In the large hall of a farm to which I had gone in search of provisions the farmer's wife, a matron of over fifty summers, was depicting the horrors of the German occupation to four gunners.

She broke off as I came in.

"Some milk and eggs? You want to buy them? No! I won't sell them, but I'll give you them.... Please wait a moment."

And she resumed her story.

"Well, as I was saying, it was just like that ... in front of their father. They trussed him up with his back to the wardrobe so that he couldn't help seeing everything. Five or six of them there were, and one officer. They violated both girls—only eighteen and twenty, and such nice, honest girls too!... Yes—all six of them, one after the other! The poor things screamed all the time!... Oh, those aren't men!... They're just beasts!..."

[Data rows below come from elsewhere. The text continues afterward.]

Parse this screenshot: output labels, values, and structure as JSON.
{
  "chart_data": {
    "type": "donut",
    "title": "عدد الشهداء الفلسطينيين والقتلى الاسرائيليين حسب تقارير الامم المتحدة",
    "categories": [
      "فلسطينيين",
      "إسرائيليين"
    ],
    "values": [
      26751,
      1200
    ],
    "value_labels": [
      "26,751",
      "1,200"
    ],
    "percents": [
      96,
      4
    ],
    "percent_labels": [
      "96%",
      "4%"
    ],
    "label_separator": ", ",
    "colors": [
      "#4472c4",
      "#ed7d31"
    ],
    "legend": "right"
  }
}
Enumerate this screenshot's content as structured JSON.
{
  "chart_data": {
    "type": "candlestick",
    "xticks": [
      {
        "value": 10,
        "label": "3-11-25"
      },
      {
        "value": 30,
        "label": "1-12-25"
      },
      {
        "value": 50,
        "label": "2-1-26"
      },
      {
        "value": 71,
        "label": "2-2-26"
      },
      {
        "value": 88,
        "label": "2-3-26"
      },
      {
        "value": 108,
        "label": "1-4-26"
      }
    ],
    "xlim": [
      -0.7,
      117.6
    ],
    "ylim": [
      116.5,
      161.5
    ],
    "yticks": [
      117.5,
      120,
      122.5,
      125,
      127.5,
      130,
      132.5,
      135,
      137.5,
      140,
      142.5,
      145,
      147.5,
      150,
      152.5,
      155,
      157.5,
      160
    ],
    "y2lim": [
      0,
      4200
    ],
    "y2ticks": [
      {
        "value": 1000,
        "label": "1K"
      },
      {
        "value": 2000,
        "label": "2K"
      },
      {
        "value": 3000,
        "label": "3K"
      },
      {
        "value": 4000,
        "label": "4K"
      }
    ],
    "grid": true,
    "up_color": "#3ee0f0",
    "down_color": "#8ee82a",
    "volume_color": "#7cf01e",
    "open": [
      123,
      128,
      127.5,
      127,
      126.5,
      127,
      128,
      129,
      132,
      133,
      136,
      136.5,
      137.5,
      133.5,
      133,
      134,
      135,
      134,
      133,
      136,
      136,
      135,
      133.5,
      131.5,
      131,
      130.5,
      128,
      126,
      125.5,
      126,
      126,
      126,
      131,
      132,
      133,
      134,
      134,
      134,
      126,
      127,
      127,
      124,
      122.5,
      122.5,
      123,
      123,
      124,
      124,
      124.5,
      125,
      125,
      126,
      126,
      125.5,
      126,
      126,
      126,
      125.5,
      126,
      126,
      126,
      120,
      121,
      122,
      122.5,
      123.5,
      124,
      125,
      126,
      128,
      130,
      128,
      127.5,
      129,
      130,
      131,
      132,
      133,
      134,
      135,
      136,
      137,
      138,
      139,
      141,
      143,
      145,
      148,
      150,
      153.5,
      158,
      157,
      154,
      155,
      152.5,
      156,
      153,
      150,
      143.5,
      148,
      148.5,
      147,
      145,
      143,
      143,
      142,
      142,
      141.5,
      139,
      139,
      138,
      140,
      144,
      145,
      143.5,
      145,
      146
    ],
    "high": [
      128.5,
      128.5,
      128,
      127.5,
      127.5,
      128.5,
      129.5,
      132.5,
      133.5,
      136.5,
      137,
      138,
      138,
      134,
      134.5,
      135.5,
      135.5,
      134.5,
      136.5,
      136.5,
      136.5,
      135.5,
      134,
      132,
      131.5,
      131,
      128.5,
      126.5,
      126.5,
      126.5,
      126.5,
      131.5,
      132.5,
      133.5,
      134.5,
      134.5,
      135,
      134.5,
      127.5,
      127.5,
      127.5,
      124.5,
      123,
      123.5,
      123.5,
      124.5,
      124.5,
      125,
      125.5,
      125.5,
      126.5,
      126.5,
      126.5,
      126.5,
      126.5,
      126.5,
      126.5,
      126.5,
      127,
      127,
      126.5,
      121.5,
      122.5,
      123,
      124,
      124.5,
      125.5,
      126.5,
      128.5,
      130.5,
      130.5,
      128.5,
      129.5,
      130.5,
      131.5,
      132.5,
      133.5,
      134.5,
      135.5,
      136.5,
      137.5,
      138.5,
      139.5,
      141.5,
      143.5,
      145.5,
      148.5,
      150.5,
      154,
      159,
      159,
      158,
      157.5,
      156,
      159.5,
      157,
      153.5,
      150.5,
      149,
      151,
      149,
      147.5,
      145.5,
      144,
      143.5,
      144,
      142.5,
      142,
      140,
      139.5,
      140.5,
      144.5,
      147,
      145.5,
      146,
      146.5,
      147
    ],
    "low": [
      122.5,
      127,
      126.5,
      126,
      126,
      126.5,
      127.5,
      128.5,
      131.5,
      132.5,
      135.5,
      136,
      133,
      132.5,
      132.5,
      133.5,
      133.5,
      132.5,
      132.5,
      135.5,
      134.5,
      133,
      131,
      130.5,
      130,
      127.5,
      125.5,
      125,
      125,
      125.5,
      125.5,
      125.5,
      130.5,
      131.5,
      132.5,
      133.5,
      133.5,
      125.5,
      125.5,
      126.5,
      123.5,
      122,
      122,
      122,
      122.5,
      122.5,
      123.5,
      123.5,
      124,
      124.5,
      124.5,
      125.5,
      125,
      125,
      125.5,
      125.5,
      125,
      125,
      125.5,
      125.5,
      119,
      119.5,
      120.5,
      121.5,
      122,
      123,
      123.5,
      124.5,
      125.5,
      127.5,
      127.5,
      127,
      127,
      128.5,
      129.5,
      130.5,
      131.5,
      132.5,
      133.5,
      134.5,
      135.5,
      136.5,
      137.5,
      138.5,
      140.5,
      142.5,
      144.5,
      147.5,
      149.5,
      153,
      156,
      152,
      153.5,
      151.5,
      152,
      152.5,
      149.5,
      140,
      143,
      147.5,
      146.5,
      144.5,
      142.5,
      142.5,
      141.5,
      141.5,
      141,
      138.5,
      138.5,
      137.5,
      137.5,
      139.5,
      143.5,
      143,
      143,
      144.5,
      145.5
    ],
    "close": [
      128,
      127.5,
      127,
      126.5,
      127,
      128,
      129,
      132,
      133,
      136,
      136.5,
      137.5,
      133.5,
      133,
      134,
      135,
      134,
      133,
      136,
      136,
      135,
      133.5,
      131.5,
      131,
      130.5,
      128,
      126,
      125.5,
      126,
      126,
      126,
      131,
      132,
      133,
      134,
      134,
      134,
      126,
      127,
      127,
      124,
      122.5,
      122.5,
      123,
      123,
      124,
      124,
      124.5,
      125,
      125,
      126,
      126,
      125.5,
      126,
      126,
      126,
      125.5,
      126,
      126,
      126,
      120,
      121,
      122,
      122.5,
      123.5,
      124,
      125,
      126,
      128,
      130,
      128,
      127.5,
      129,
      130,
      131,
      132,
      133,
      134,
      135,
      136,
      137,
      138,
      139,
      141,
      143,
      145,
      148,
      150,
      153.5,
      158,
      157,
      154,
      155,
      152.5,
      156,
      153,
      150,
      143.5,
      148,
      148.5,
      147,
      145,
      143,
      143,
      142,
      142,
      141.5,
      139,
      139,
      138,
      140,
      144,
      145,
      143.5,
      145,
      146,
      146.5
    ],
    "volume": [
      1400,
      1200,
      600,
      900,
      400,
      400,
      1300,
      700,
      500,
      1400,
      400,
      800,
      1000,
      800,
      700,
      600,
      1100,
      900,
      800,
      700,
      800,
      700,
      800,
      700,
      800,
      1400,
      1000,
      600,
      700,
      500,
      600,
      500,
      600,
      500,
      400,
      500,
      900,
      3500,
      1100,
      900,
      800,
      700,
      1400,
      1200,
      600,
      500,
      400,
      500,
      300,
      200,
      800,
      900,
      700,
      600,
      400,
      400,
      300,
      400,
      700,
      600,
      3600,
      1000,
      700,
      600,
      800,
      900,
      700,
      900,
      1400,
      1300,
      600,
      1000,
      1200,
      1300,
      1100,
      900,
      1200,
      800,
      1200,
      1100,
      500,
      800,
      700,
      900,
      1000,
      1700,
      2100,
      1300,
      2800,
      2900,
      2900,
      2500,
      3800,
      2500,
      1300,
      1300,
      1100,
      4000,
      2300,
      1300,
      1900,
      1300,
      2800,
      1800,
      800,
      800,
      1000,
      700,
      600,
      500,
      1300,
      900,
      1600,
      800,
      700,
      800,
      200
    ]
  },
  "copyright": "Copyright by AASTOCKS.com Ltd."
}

And lowering her voice a little, but without embarrassment, she continued:

"More than one woman went through the same thing. I did ... yes!... And yet I'm no young girl.... I've a son who is a soldier like you.... Oh, God, it's awful!... It happened one evening, at about this time ... four of them had arrived here to sleep. How was I to defend myself?... The best thing was to say nothing. There have been women who have tried to defend themselves and who have been simply ripped up ... that's all! My husband was out, getting in their things. I thought to myself, 'If he comes in, what will happen?... He'll kill some of them....'"

"Yes, I would, too! I'd have killed them!" interrupted a voice from the darkness at the end of the room.

I had not seen the man as he sat smoking his pipe in a corner of the hearth.